Almost Is Never Enough - EPNG Outage Worsens Gas Transportation Constraints to the U.S. West

The U.S. West Coast natural gas market is at the forefront of the energy transition, but regional natural gas prices are instead signaling the need for construction of newbuild gas pipeline capacity to the region. Without it, markets west of the Permian Basin have been hard-pressed to take advantage of the supply growth in West Texas and have struggled to consistently maintain adequate natural gas supplies for some time now. To make matters worse, last month, a segment of El Paso Natural Gas Pipeline (EPNG), a primary artery for moving Permian gas west, experienced a rupture, further tightening supplies. Today, we highlight the major market impacts and longer-term implications of the pipeline blast and subsequent flow restrictions.

Natural gas transportation constraints and supply shortages have been building for a while now along the West Coast, particularly in California. The Golden State has experienced radical shifts for the better part of the past decade, from the permanent shutdown in 2013 of the 2,250-MW San Onofre nuclear facility (see Play Me a Songs Mr. Generator Man and California Schemin’) — a major power source for the Los Angeles metro area — to ­­­an aggressive expansion of renewable energy (first wind, then a lot of solar; see Here Comes the Sun and California Dreamin’), which also involved shutting down older, less-efficient gas-fired power plants, and regulatory restrictions on SoCalGas’s Aliso Canyon gas storage facility at one point after it sprung a leak in 2015. Just this July, Pacific Gas & Electric Co. (PG&E) also reclassified 51 Bcf of working gas in storage to reflect accounting changes authorized in a 2019 rate case. Working gas is available to utilities to call on, while base gas is the permanent inventory required to maintain the pressure and integrity of the storage reservoir, so the reclassification further reduced gas supply availability within the state.

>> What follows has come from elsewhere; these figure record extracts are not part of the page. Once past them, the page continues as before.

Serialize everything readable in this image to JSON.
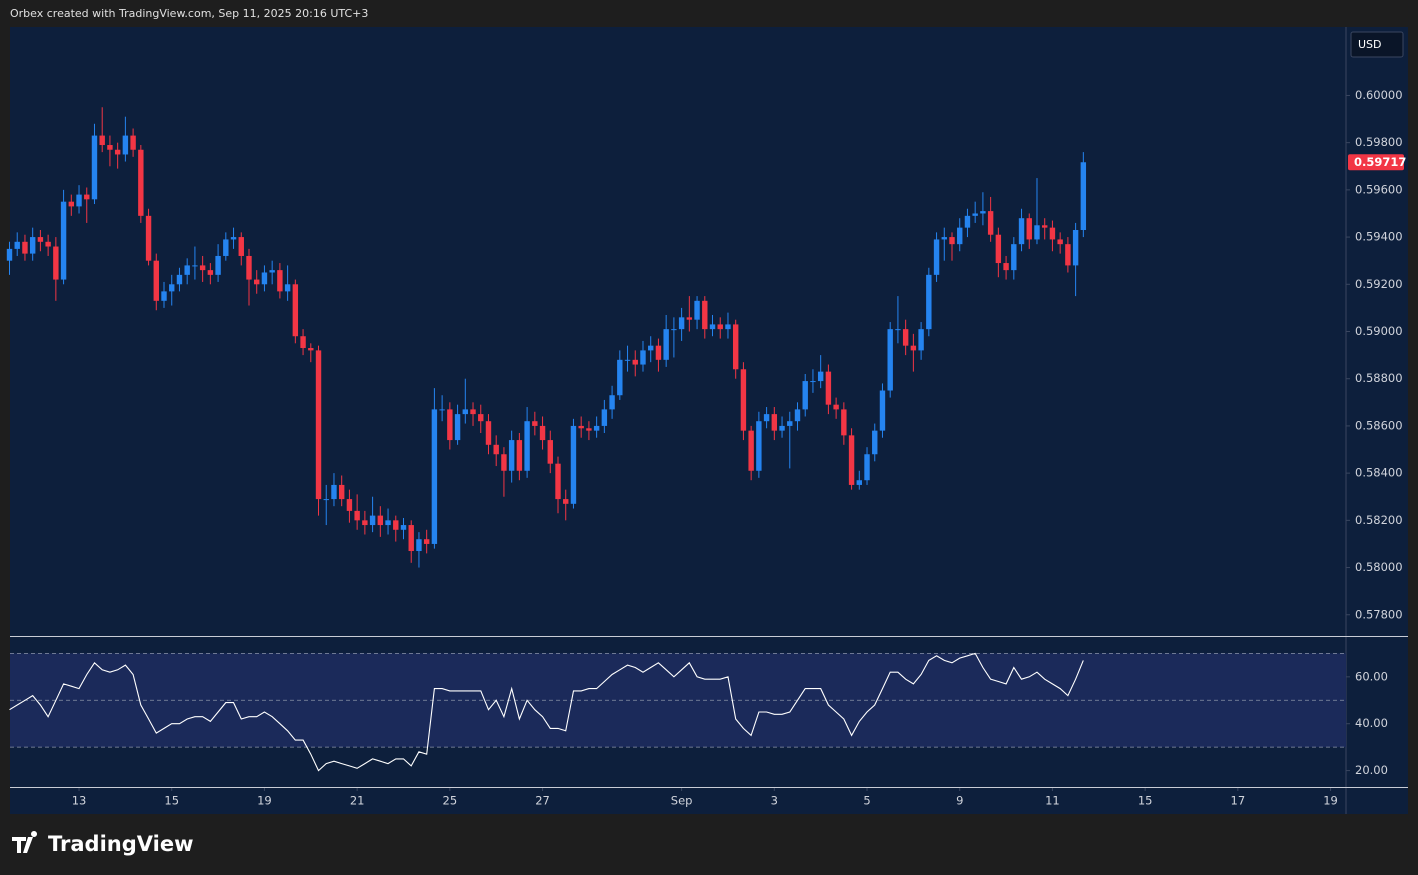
{
  "header": "Orbex created with TradingView.com, Sep 11, 2025 20:16 UTC+3",
  "logo": "TradingView",
  "currency": "USD",
  "chart_data": [
    {
      "type": "candlestick",
      "up_color": "#2584f0",
      "down_color": "#f23645",
      "xlim": [
        0,
        173
      ],
      "ylim": [
        0.5771,
        0.6029
      ],
      "yticks": [
        {
          "value": 0.578,
          "label": "0.57800"
        },
        {
          "value": 0.58,
          "label": "0.58000"
        },
        {
          "value": 0.582,
          "label": "0.58200"
        },
        {
          "value": 0.584,
          "label": "0.58400"
        },
        {
          "value": 0.586,
          "label": "0.58600"
        },
        {
          "value": 0.588,
          "label": "0.58800"
        },
        {
          "value": 0.59,
          "label": "0.59000"
        },
        {
          "value": 0.592,
          "label": "0.59200"
        },
        {
          "value": 0.594,
          "label": "0.59400"
        },
        {
          "value": 0.596,
          "label": "0.59600"
        },
        {
          "value": 0.598,
          "label": "0.59800"
        },
        {
          "value": 0.6,
          "label": "0.60000"
        }
      ],
      "open": [
        0.593,
        0.5935,
        0.5938,
        0.5933,
        0.594,
        0.5938,
        0.5936,
        0.5922,
        0.5955,
        0.5953,
        0.5958,
        0.5956,
        0.5983,
        0.5979,
        0.5977,
        0.5975,
        0.5983,
        0.5977,
        0.5949,
        0.593,
        0.5913,
        0.5917,
        0.592,
        0.5924,
        0.5928,
        0.5928,
        0.5926,
        0.5924,
        0.5932,
        0.5939,
        0.594,
        0.5932,
        0.5922,
        0.592,
        0.5925,
        0.5926,
        0.5917,
        0.592,
        0.5898,
        0.5893,
        0.5892,
        0.5829,
        0.5829,
        0.5835,
        0.5829,
        0.5824,
        0.582,
        0.5818,
        0.5822,
        0.5818,
        0.582,
        0.5816,
        0.5818,
        0.5807,
        0.5812,
        0.581,
        0.5867,
        0.5867,
        0.5854,
        0.5865,
        0.5867,
        0.5865,
        0.5862,
        0.5852,
        0.5848,
        0.5841,
        0.5854,
        0.5841,
        0.5862,
        0.586,
        0.5854,
        0.5844,
        0.5829,
        0.5827,
        0.586,
        0.5859,
        0.5858,
        0.586,
        0.5867,
        0.5873,
        0.5888,
        0.5888,
        0.5886,
        0.5892,
        0.5894,
        0.5888,
        0.5901,
        0.5901,
        0.5906,
        0.5905,
        0.5913,
        0.5901,
        0.5903,
        0.5901,
        0.5903,
        0.5884,
        0.5858,
        0.5841,
        0.5862,
        0.5865,
        0.5858,
        0.586,
        0.5862,
        0.5867,
        0.5879,
        0.5879,
        0.5883,
        0.5869,
        0.5867,
        0.5856,
        0.5835,
        0.5837,
        0.5848,
        0.5858,
        0.5875,
        0.5901,
        0.5901,
        0.5894,
        0.5892,
        0.5901,
        0.5924,
        0.5939,
        0.594,
        0.5937,
        0.5944,
        0.5949,
        0.595,
        0.5951,
        0.5941,
        0.5929,
        0.5926,
        0.5937,
        0.5948,
        0.5939,
        0.5945,
        0.5944,
        0.5939,
        0.5937,
        0.5928,
        0.5943
      ],
      "high": [
        0.5938,
        0.5942,
        0.5941,
        0.5944,
        0.5943,
        0.5941,
        0.594,
        0.596,
        0.5958,
        0.5962,
        0.5961,
        0.5988,
        0.5995,
        0.5983,
        0.598,
        0.5991,
        0.5986,
        0.5979,
        0.5952,
        0.5933,
        0.5921,
        0.5924,
        0.5927,
        0.5931,
        0.5936,
        0.5932,
        0.5929,
        0.5937,
        0.5942,
        0.5944,
        0.5942,
        0.5935,
        0.5926,
        0.5928,
        0.593,
        0.5929,
        0.5928,
        0.5922,
        0.5901,
        0.5895,
        0.5894,
        0.5835,
        0.584,
        0.5839,
        0.5833,
        0.5831,
        0.5824,
        0.583,
        0.5826,
        0.5825,
        0.5822,
        0.5821,
        0.582,
        0.5815,
        0.5816,
        0.5876,
        0.5873,
        0.587,
        0.5869,
        0.588,
        0.587,
        0.5869,
        0.5865,
        0.5856,
        0.5851,
        0.5858,
        0.5857,
        0.5868,
        0.5866,
        0.5864,
        0.5858,
        0.5847,
        0.5833,
        0.5863,
        0.5864,
        0.5862,
        0.5864,
        0.5871,
        0.5877,
        0.5892,
        0.5894,
        0.5892,
        0.5896,
        0.5898,
        0.5897,
        0.5907,
        0.5906,
        0.591,
        0.5915,
        0.5915,
        0.5915,
        0.5907,
        0.5906,
        0.5908,
        0.5905,
        0.5887,
        0.586,
        0.5866,
        0.5868,
        0.5868,
        0.5864,
        0.5866,
        0.587,
        0.5882,
        0.5884,
        0.589,
        0.5886,
        0.5872,
        0.587,
        0.5859,
        0.5841,
        0.5851,
        0.5861,
        0.5878,
        0.5904,
        0.5915,
        0.5905,
        0.5899,
        0.5904,
        0.5927,
        0.5942,
        0.5944,
        0.5942,
        0.5948,
        0.5952,
        0.5955,
        0.5959,
        0.5957,
        0.5944,
        0.5932,
        0.594,
        0.5952,
        0.595,
        0.5965,
        0.5948,
        0.5947,
        0.5942,
        0.594,
        0.5946,
        0.5976
      ],
      "low": [
        0.5924,
        0.5932,
        0.593,
        0.593,
        0.5934,
        0.5932,
        0.5913,
        0.592,
        0.5949,
        0.595,
        0.5946,
        0.5954,
        0.5976,
        0.597,
        0.5969,
        0.5972,
        0.5974,
        0.5946,
        0.5928,
        0.5909,
        0.591,
        0.5911,
        0.5917,
        0.592,
        0.5922,
        0.5921,
        0.592,
        0.5921,
        0.593,
        0.5935,
        0.5928,
        0.5911,
        0.5916,
        0.5917,
        0.592,
        0.5914,
        0.5913,
        0.5895,
        0.589,
        0.5887,
        0.5822,
        0.5818,
        0.5826,
        0.5826,
        0.5819,
        0.5816,
        0.5814,
        0.5815,
        0.5813,
        0.5814,
        0.5811,
        0.5812,
        0.5802,
        0.58,
        0.5806,
        0.5808,
        0.5862,
        0.585,
        0.5852,
        0.5861,
        0.586,
        0.5857,
        0.5848,
        0.5843,
        0.583,
        0.5836,
        0.5837,
        0.5838,
        0.5856,
        0.585,
        0.584,
        0.5823,
        0.582,
        0.5825,
        0.5855,
        0.5854,
        0.5855,
        0.5857,
        0.5863,
        0.5871,
        0.5883,
        0.5881,
        0.5883,
        0.5887,
        0.5883,
        0.5885,
        0.5889,
        0.5896,
        0.59,
        0.5901,
        0.5897,
        0.5898,
        0.5897,
        0.5897,
        0.588,
        0.5854,
        0.5837,
        0.5838,
        0.5859,
        0.5854,
        0.5855,
        0.5842,
        0.5858,
        0.5864,
        0.5874,
        0.5876,
        0.5865,
        0.5863,
        0.5852,
        0.5833,
        0.5833,
        0.5835,
        0.5845,
        0.5855,
        0.5872,
        0.5895,
        0.589,
        0.5883,
        0.5888,
        0.5898,
        0.5921,
        0.593,
        0.593,
        0.5934,
        0.594,
        0.5946,
        0.5945,
        0.5938,
        0.5923,
        0.5922,
        0.5922,
        0.5934,
        0.5935,
        0.5937,
        0.5939,
        0.5934,
        0.5933,
        0.5925,
        0.5915,
        0.594
      ],
      "close": [
        0.5935,
        0.5938,
        0.5933,
        0.594,
        0.5938,
        0.5936,
        0.5922,
        0.5955,
        0.5953,
        0.5958,
        0.5956,
        0.5983,
        0.5979,
        0.5977,
        0.5975,
        0.5983,
        0.5977,
        0.5949,
        0.593,
        0.5913,
        0.5917,
        0.592,
        0.5924,
        0.5928,
        0.5928,
        0.5926,
        0.5924,
        0.5932,
        0.5939,
        0.594,
        0.5932,
        0.5922,
        0.592,
        0.5925,
        0.5926,
        0.5917,
        0.592,
        0.5898,
        0.5893,
        0.5892,
        0.5829,
        0.5829,
        0.5835,
        0.5829,
        0.5824,
        0.582,
        0.5818,
        0.5822,
        0.5818,
        0.582,
        0.5816,
        0.5818,
        0.5807,
        0.5812,
        0.581,
        0.5867,
        0.5867,
        0.5854,
        0.5865,
        0.5867,
        0.5865,
        0.5862,
        0.5852,
        0.5848,
        0.5841,
        0.5854,
        0.5841,
        0.5862,
        0.586,
        0.5854,
        0.5844,
        0.5829,
        0.5827,
        0.586,
        0.5859,
        0.5858,
        0.586,
        0.5867,
        0.5873,
        0.5888,
        0.5888,
        0.5886,
        0.5892,
        0.5894,
        0.5888,
        0.5901,
        0.5901,
        0.5906,
        0.5905,
        0.5913,
        0.5901,
        0.5903,
        0.5901,
        0.5903,
        0.5884,
        0.5858,
        0.5841,
        0.5862,
        0.5865,
        0.5858,
        0.586,
        0.5862,
        0.5867,
        0.5879,
        0.5879,
        0.5883,
        0.5869,
        0.5867,
        0.5856,
        0.5835,
        0.5837,
        0.5848,
        0.5858,
        0.5875,
        0.5901,
        0.5901,
        0.5894,
        0.5892,
        0.5901,
        0.5924,
        0.5939,
        0.594,
        0.5937,
        0.5944,
        0.5949,
        0.595,
        0.5951,
        0.5941,
        0.5929,
        0.5926,
        0.5937,
        0.5948,
        0.5939,
        0.5945,
        0.5944,
        0.5939,
        0.5937,
        0.5928,
        0.5943,
        0.59717
      ]
    },
    {
      "type": "line",
      "color": "#ffffff",
      "band_color": "#1b2a5a",
      "xlim": [
        0,
        173
      ],
      "ylim": [
        13,
        77
      ],
      "band": [
        30,
        70
      ],
      "levels": [
        30,
        50,
        70
      ],
      "yticks": [
        {
          "value": 20,
          "label": "20.00"
        },
        {
          "value": 40,
          "label": "40.00"
        },
        {
          "value": 60,
          "label": "60.00"
        }
      ],
      "xticks": [
        {
          "value": 9,
          "label": "13"
        },
        {
          "value": 21,
          "label": "15"
        },
        {
          "value": 33,
          "label": "19"
        },
        {
          "value": 45,
          "label": "21"
        },
        {
          "value": 57,
          "label": "25"
        },
        {
          "value": 69,
          "label": "27"
        },
        {
          "value": 87,
          "label": "Sep"
        },
        {
          "value": 99,
          "label": "3"
        },
        {
          "value": 111,
          "label": "5"
        },
        {
          "value": 123,
          "label": "9"
        },
        {
          "value": 135,
          "label": "11"
        },
        {
          "value": 147,
          "label": "15"
        },
        {
          "value": 159,
          "label": "17"
        },
        {
          "value": 171,
          "label": "19"
        }
      ],
      "values": [
        46,
        48,
        50,
        52,
        48,
        43,
        50,
        57,
        56,
        55,
        61,
        66,
        63,
        62,
        63,
        65,
        61,
        48,
        42,
        36,
        38,
        40,
        40,
        42,
        43,
        43,
        41,
        45,
        49,
        49,
        42,
        43,
        43,
        45,
        43,
        40,
        37,
        33,
        33,
        27,
        20,
        23,
        24,
        23,
        22,
        21,
        23,
        25,
        24,
        23,
        25,
        25,
        22,
        28,
        27,
        55,
        55,
        54,
        54,
        54,
        54,
        54,
        46,
        50,
        43,
        55,
        42,
        50,
        46,
        43,
        38,
        38,
        37,
        54,
        54,
        55,
        55,
        58,
        61,
        63,
        65,
        64,
        62,
        64,
        66,
        63,
        60,
        63,
        66,
        60,
        59,
        59,
        59,
        60,
        42,
        38,
        35,
        45,
        45,
        44,
        44,
        45,
        50,
        55,
        55,
        55,
        48,
        45,
        42,
        35,
        41,
        45,
        48,
        55,
        62,
        62,
        59,
        57,
        61,
        67,
        69,
        67,
        66,
        68,
        69,
        70,
        64,
        59,
        58,
        57,
        64,
        59,
        60,
        62,
        59,
        57,
        55,
        52,
        59,
        67
      ]
    }
  ]
}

These changes have made the region vulnerable to gas shortages, transportation and storage constraints, power outages and price spikes, particularly during extreme weather (see Electrical Storm). All in all, they have lowered gas usage in the region but — counterintuitively — not the need for inflows of gas from other regions or gas prices. What’s more, price volatility in the local gas market has increased. Case in point, prices at the SoCal Citygate pricing hub have spiked to double- or triple-digit prices 37 times in NGI’s historical daily price data, which goes back to October 2008 for this particular hub, 35 of those times just since 2018 (Figure 1).